Bill 156, Security from Trespass and Protecting Food Safety Act, a ‘recipe for disaster’ says Grand Council Chief
ANISHINABEK NATION HEAD OFFICE (June 24, 2020) – On June 18, 2020, the Government of Ontario enacted Bill 156, Security from Trespass and Protecting Food Safety Act. The Anishinabek Nation is concerned that the Act infringes on the protected Aboriginal and Treaty Rights of First Nations, such as the right to harvest.
“This Act is a recipe for disaster that the simple inclusion of a non-derogation clause will not prevent. The Anishinabek Nation opposes the passing of this Act and calls for its repeal,” states Anishinabek Nation Grand Council Chief Glen Hare.
The Act is primarily aimed at protecting farmlands, livestock and farm equipment from mischief related to activities that support the objectives of environmental and animal rights protest groups. It does this by designating farmlands as “Animal Protection Zones” within which farm owners and operators are granted the ability to use “reasonable force” to conduct a citizen’s arrest on any trespassers. These Animal Protection Zones may overlap with First Nation territories where First Nation people have traditionally hunted for thousands of years. If this legal collision occurs, it will represent an erosion of Aboriginal and Treaty Rights.

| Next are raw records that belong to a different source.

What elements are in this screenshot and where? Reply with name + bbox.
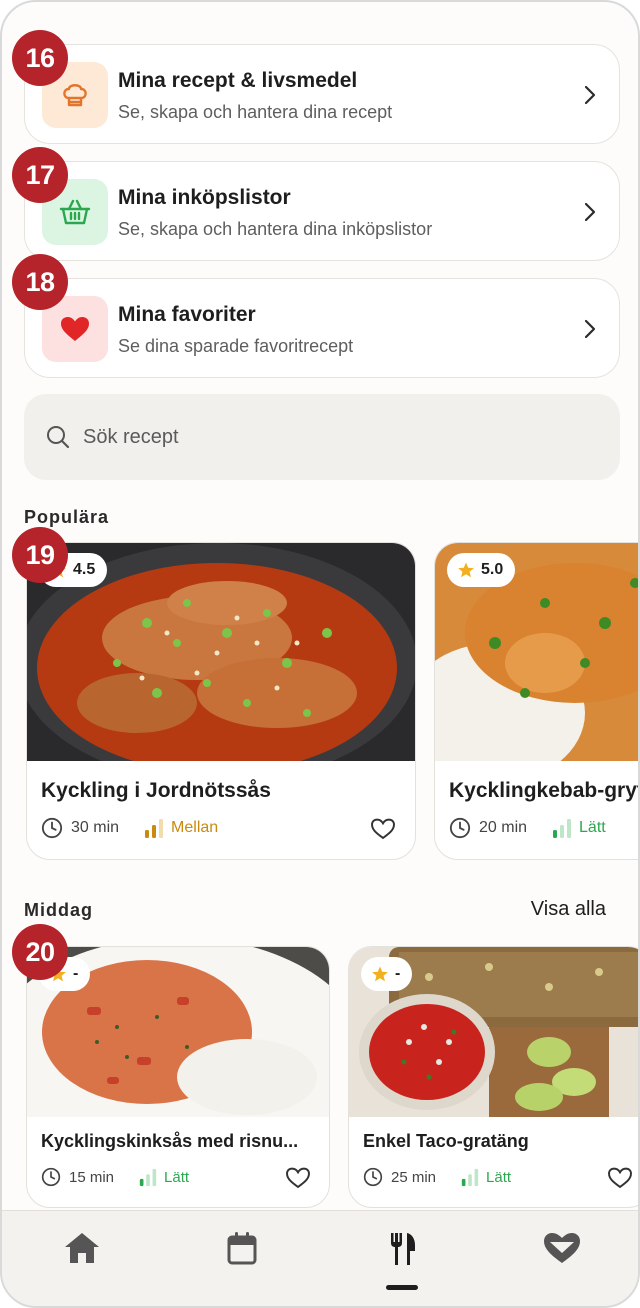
search-placeholder: Sök recept (83, 426, 179, 448)
recipe-card[interactable]: 4.5 Kyckling i Jordnötssås 30 min Mellan (26, 542, 416, 860)
search-input[interactable]: Sök recept (24, 394, 620, 480)
step-badge: 18 (12, 254, 68, 310)
heart-hands-icon (544, 1233, 580, 1263)
menu-subtitle: Se dina sparade favoritrecept (118, 336, 354, 356)
step-badge: 20 (12, 924, 68, 980)
recipe-title: Kycklingskinksås med risnu... (41, 1131, 299, 1151)
star-icon (372, 966, 388, 982)
rating-value: 4.5 (73, 561, 96, 578)
recipe-meta: 25 min Lätt (363, 1167, 511, 1187)
nav-home[interactable] (52, 1231, 112, 1275)
rating-value: - (73, 965, 79, 982)
phone-frame: 16 Mina recept & livsmedel Se, skapa och… (0, 0, 640, 1308)
recipe-time: 25 min (391, 1168, 437, 1186)
difficulty-bars-icon (145, 819, 164, 838)
menu-title: Mina favoriter (118, 303, 256, 326)
rating-badge: - (361, 957, 413, 991)
recipe-time: 30 min (71, 819, 120, 836)
menu-title: Mina inköpslistor (118, 186, 291, 209)
chevron-right-icon (584, 85, 596, 105)
section-title-dinner: Middag (24, 900, 93, 920)
favorite-heart-icon[interactable] (285, 1166, 311, 1190)
step-badge: 16 (12, 30, 68, 86)
search-icon (47, 426, 70, 449)
recipe-meta: 30 min Mellan (41, 817, 218, 839)
home-icon (65, 1233, 99, 1263)
menu-subtitle: Se, skapa och hantera dina recept (118, 102, 393, 122)
nav-recipes[interactable] (372, 1231, 432, 1275)
step-badge: 19 (12, 527, 68, 583)
my-recipes-card[interactable]: Mina recept & livsmedel Se, skapa och ha… (24, 44, 620, 144)
clock-icon (449, 817, 471, 839)
favorite-heart-icon[interactable] (370, 817, 396, 841)
clock-icon (41, 817, 63, 839)
difficulty-bars-icon (139, 1168, 157, 1187)
difficulty-label: Mellan (171, 819, 219, 836)
step-badge: 17 (12, 147, 68, 203)
active-tab-indicator (386, 1285, 418, 1290)
recipe-title: Enkel Taco-gratäng (363, 1131, 529, 1151)
recipe-meta: 15 min Lätt (41, 1167, 189, 1187)
bottom-nav (2, 1210, 638, 1306)
star-icon (458, 562, 474, 578)
recipe-title: Kyckling i Jordnötssås (41, 779, 271, 802)
favorite-heart-icon[interactable] (607, 1166, 633, 1190)
difficulty-label: Lätt (579, 819, 606, 836)
rating-value: 5.0 (481, 561, 504, 578)
section-title-popular: Populära (24, 507, 110, 527)
nav-calendar[interactable] (212, 1231, 272, 1275)
recipe-time: 15 min (69, 1168, 115, 1186)
menu-title: Mina recept & livsmedel (118, 69, 358, 92)
fork-knife-icon (391, 1233, 415, 1265)
clock-icon (41, 1167, 61, 1187)
calendar-icon (227, 1232, 257, 1265)
recipe-card[interactable]: - Enkel Taco-gratäng 25 min Lätt (348, 946, 638, 1208)
recipe-card[interactable]: - Kycklingskinksås med risnu... 15 min L… (26, 946, 330, 1208)
see-all-link[interactable]: Visa alla (531, 898, 606, 921)
nav-favorites[interactable] (532, 1231, 592, 1275)
recipe-meta: 20 min Lätt (449, 817, 606, 839)
my-favorites-card[interactable]: Mina favoriter Se dina sparade favoritre… (24, 278, 620, 378)
rating-badge: 5.0 (447, 553, 516, 587)
chevron-right-icon (584, 202, 596, 222)
difficulty-bars-icon (553, 819, 572, 838)
rating-value: - (395, 965, 401, 982)
menu-subtitle: Se, skapa och hantera dina inköpslistor (118, 219, 433, 239)
difficulty-label: Lätt (486, 1168, 512, 1186)
chevron-right-icon (584, 319, 596, 339)
recipe-card[interactable]: 5.0 Kycklingkebab-gryta 20 min Lätt (434, 542, 640, 860)
clock-icon (363, 1167, 383, 1187)
my-shopping-lists-card[interactable]: Mina inköpslistor Se, skapa och hantera … (24, 161, 620, 261)
recipe-time: 20 min (479, 819, 528, 836)
difficulty-label: Lätt (164, 1168, 190, 1186)
recipe-title: Kycklingkebab-gryta (449, 779, 640, 802)
difficulty-bars-icon (461, 1168, 479, 1187)
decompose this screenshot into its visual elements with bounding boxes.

“We are also gravely concerned with the potential violation of human rights that this legislation will encourage,” says Grand Council Chief Glen Hare. “The Act allows untrained civilians, who are personally invested, to conduct arrests without defining what ‘reasonable force’ is allowable in the detention of trespassers. As demonstrated with the 2016 case of Colten Boushie, a First Nation youth who was shot by a farmer in Saskatchewan while seated in a vehicle parked on a farm, an incident where the farmer was acquitted of murder and manslaughter charges, this Act will only reinforce the notion that the use of deadly force on trespassers is acceptable.”
The Act neglects to impose the mandatory posting of signs to clearly display the borders of Animal Protection Zones, fostering deadly conflict between armed hunters who have the right to hunt as recognized by Treaty and farmers who have been legislated the authority to defend their farm with any force they deem necessary.